How much warmer is the Earth’s surface likely to become if atmospheric carbon dioxide levels double from pre-industrial levels, as is likely to happen later in this century at current rates?
Output from a range of computer models accepted by the international climate community for years has estimated warming of 2 to 4.5 degrees C., or 3.6 to 8.1 degrees F.
Recently, powerful new models utilizing the latest supercomputer capabilities are giving a higher range, starting at 5 degrees C, or 9 degrees C.
These estimates have been produced by “at least eight of the next generation models produced by leading centers in the United States, the United Kingdom, Canada, and France,” according to a recent article in Science magazine
Superficially, the model results would seem to suggest that warming is happening faster and more dramatically than previously estimated.
At the moment, however, the higher projected temperatures are more puzzling than alarming, according to climate researchers at Lawrence Livermore National Laboratory (LLNL) and elsewhere.
The new models with higher readings are only the first in dozens of models expected to be released in the coming year as scientists prepare for the sixth report of the Intergovernmental Panel on Climate Change (IPCC) in 2021. IPCC is the authoritative international compilation of the state of climate science.
To Karl Taylor, who heads LLNL’s internationally known program for comparing and analyzing climate models, the higher temperature findings are “early” and “tentative”.
"We don't know whether results from other models that will come in later this year might lower or raise” estimated temperatures, he wrote in an email.
Still, the results have been a topic of conversation at climate conferences, such as one held last month in Spain in an ongoing effort to establish a consistent and transparent approach to comparing the performance of climate models from around the world.
That was the Coupled Model Intercomparison Project, forerunner to the coming ICPP report, organized and led in part by LLNL climate experts like Taylor.
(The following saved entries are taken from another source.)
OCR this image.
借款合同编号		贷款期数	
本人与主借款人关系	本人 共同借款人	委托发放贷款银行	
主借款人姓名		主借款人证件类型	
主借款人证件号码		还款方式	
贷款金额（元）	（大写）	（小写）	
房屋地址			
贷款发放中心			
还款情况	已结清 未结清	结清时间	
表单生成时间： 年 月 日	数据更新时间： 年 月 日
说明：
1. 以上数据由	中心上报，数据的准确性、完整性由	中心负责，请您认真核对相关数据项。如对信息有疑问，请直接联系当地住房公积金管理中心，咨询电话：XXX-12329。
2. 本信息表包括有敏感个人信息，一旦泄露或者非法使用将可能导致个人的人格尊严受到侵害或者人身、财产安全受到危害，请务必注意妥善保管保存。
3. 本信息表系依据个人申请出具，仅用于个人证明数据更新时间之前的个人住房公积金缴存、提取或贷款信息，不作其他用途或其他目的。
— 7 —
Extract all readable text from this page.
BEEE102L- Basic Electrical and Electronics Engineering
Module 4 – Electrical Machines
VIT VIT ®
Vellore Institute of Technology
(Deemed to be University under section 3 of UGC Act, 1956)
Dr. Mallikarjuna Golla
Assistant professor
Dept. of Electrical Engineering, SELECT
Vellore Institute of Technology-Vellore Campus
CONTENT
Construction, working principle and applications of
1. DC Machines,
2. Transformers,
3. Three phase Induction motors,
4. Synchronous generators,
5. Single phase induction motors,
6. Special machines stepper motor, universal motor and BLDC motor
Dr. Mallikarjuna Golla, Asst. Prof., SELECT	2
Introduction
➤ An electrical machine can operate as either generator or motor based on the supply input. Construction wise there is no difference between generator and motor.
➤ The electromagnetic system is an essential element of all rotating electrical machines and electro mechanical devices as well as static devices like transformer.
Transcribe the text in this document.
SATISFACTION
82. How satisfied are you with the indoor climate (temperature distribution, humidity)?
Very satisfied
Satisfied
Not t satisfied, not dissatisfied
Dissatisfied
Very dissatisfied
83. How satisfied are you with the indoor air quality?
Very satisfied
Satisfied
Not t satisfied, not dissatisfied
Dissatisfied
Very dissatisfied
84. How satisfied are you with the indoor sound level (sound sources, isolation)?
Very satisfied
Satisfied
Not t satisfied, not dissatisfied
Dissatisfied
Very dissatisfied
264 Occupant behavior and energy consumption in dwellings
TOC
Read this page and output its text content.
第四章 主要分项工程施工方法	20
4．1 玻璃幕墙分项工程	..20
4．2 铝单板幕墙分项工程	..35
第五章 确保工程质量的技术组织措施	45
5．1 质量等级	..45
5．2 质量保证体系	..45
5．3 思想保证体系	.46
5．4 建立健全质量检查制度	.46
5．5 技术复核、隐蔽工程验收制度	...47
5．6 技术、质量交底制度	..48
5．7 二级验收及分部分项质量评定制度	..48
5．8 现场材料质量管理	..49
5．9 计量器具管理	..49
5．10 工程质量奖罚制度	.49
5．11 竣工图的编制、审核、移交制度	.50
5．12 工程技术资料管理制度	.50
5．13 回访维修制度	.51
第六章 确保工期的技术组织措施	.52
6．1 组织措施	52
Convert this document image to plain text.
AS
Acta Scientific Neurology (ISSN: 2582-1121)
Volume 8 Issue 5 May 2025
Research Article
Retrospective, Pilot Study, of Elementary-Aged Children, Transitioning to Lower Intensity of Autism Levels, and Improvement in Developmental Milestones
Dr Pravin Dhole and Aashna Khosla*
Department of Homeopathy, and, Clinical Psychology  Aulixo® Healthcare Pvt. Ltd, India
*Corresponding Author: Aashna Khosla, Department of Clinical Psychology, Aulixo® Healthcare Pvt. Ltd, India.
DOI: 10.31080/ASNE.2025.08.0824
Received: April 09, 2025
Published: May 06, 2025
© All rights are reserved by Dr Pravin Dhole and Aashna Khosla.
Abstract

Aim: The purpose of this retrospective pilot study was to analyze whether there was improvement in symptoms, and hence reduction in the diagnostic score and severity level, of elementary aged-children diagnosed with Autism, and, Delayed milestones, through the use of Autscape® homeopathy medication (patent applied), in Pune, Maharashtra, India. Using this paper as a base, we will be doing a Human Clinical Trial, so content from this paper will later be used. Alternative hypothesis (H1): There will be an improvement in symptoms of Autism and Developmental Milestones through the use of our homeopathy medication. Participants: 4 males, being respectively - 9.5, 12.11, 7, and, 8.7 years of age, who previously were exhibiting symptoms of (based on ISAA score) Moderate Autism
Two other LLNL climate scientists, Ben Santer and Mark Zelinka, agree that the new model results published so far may not be representative in the longer run.
“It’s too early to…draw a definitive conclusion,” Santer said.
On the other hand, if the higher temperature projections were reinforced by future model results, “We will have to try to explain how and why.”
Zelinka noted that all models have the challenge of dealing with clouds, whose effects and dynamics have been a particular focus of his scientific interest.
Some clouds tend to warm the Earth and some tend to cool it. It is virtually impossible to model everything realistically, he said, from microscopically small droplets to weather fronts stretching hundreds of miles, constantly moving and changing.
Every model deals with clouds in its own way, which can help to explain some differences in output.
At NASA and at the National Center for Atmospheric Research in Colorado, scientists also wondered whether the challenge of modeling clouds might have skewed their new models to higher outputs, according to the Science magazine article.
In the larger climate community, there is agreement that new model results are too few and preliminary to reach any firm conclusions about the actual climate, but there is also a sense that the stakes are high and it will be important to pay close attention as further results emerge and old ones are refined
John Fyfe, a climate scientist from the Canadian climate modeling center in Victoria, summed up: "It’s a bit too early to get wound up. But maybe we have to face the reality in the future that’s more pessimistic than it was in the past.”